Logo Przewdonik Katolicki

Ćwierć wieku w Poznaniu

Adam Suwart
Fot.

Z księdzem Zdzisławem Fortuniakiem, biskupem pomocniczym archidiecezji poznańskiej, rozmawia Adam Suwart 25 lat temu rozpoczął Ksiądz Biskup posługę biskupią. Najpierw była zapewne wieść o nominacji przez Ojca Świętego. Czy może Wasza Ekscelencja przypomnieć tamte chwile oraz opowiedzieć, jakie odczucia towarzyszyły ogłoszeniu tej nominacji? Pamiętam doskonale tamte...

Z księdzem Zdzisławem Fortuniakiem, biskupem pomocniczym archidiecezji poznańskiej, rozmawia Adam Suwart


25 lat temu rozpoczął Ksiądz Biskup posługę biskupią. Najpierw była zapewne wieść o nominacji przez Ojca Świętego. Czy może Wasza Ekscelencja przypomnieć tamte chwile oraz opowiedzieć, jakie odczucia towarzyszyły ogłoszeniu tej nominacji?
– Pamiętam doskonale tamte chwile. Pracowałem wówczas w Kurii Metropolitalnej w Poznaniu, w Wydziale Duszpasterskim. Byłem jednocześnie kapelanem Wojewódzkiego Szpitala Dziecięcego pw. św. Józefa (Szpital im. Krysiewicza) oraz kapelanem Domu Sióstr Szarytek przy ul. Szymańskiego w Poznaniu, w sąsiedztwie placu Wiosny Ludów. W sobotę przed Niedzielą Palmową poprosił mnie do siebie abp Jerzy Stroba i powiedział, że w Wielki Wtorek o godz. 12 mam się zgłosić do Księdza Prymasa. Nie tłumaczył, w jakim celu, ale zaznaczył, bym faktu wyjazdu do Warszawy nie rozgłaszał. Powiedziałem księdzu arcybiskupowi, że akurat w tym dniu, przed południem, zgodziłem się prowadzić godziny skupienia dla pracowników Drukarni i Księgarni Świętego Wojciecha (były takie!). Arcybiskup odpowiedział, że trzeba znaleźć zastępcę, a ja mam jednak pojechać do Warszawy. Poprosiłem o zastępstwo zawsze gotowego do pomocy ks. kanonika Zbigniewa Pawlaka, obecnego proboszcza w Kicinie, tegorocznego złotego jubilata w kapłaństwie, i pojechałem. W Wielki Wtorek 6 kwietnia 1982 roku o wyznaczonej godzinie, zgłosiłem się na audiencję u prymasa Józefa Glempa, który powiadomił mnie, że Ojciec Święty Jan Paweł II zamierza mianować mnie biskupem pomocniczym poznańskim i czeka na moją zgodę. Jaką miałem minę i co się we mnie wówczas działo, tego nie potrafię opowiedzieć. Zostawmy to.

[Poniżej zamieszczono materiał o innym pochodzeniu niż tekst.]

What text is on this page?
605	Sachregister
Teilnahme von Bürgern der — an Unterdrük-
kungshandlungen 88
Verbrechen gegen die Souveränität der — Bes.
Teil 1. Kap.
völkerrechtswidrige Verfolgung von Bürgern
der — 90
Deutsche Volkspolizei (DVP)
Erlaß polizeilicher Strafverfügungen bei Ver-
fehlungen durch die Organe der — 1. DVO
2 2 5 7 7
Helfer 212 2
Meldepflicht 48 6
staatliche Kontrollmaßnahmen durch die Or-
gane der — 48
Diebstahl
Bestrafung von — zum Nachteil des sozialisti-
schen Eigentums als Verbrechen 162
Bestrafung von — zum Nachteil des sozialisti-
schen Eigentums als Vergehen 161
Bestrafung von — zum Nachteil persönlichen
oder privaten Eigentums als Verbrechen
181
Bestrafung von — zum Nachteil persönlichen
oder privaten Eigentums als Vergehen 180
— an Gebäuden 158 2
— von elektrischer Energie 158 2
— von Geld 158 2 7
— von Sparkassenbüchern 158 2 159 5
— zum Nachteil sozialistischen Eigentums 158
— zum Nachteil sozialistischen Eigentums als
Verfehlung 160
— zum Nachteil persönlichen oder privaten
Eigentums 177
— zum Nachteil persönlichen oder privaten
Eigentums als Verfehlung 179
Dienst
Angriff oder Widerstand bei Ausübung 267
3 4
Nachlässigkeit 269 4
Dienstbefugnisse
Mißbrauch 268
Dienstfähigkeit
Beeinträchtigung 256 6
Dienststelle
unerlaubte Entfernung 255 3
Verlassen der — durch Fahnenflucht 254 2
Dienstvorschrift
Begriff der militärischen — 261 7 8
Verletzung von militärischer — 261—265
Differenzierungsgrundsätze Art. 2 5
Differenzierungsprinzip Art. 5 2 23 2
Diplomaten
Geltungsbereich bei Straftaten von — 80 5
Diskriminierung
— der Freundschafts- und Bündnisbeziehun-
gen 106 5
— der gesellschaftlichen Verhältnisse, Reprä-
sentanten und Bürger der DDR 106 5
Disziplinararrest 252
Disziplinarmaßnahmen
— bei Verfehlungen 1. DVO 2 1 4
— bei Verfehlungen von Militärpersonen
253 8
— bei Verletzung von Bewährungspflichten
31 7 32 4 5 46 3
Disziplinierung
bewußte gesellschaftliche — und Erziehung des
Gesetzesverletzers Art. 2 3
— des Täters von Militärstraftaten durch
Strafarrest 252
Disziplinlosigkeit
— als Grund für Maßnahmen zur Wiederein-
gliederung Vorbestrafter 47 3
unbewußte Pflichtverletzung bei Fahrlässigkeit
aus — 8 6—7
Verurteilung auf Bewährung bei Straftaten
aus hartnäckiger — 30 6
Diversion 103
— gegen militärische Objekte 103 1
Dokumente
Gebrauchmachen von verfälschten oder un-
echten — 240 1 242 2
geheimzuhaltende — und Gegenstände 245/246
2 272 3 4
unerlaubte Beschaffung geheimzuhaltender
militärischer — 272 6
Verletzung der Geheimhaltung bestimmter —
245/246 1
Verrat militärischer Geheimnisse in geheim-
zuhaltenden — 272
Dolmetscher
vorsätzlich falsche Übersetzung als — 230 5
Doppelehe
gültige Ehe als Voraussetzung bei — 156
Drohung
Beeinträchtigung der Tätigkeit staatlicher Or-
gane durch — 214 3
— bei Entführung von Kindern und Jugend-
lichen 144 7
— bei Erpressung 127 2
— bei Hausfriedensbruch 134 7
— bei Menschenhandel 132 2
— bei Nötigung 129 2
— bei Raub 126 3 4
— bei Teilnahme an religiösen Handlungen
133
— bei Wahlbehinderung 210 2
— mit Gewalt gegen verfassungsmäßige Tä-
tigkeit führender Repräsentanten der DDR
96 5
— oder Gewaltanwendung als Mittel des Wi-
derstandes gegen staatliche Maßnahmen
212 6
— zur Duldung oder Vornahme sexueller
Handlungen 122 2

Ostatecznie jednak zgodziłem się. Ksiądz Prymas wyjaśnił, że wiadomość o moim „tak” przekaże do Stolicy Apostolskiej i powiedział, że nominacja będzie ogłoszona publicznie po Wielkanocy. Do tego czasu miałem zachować tajemnicę. Komunikat Stolicy Apostolskiej ukazał się w czwartek po Wielkanocy, 15 kwietnia. Wspomniane tu daty odnotowałem w zachowanym dotąd kalendarzu, dlatego są one pewne. Należy jeszcze dodać, że w tym czasie w Polsce nie było nuncjusza apostolskiego, dlatego łącznikiem pomiędzy Stolicą Apostolską a Kościołem w Polsce był Ksiądz Prymas.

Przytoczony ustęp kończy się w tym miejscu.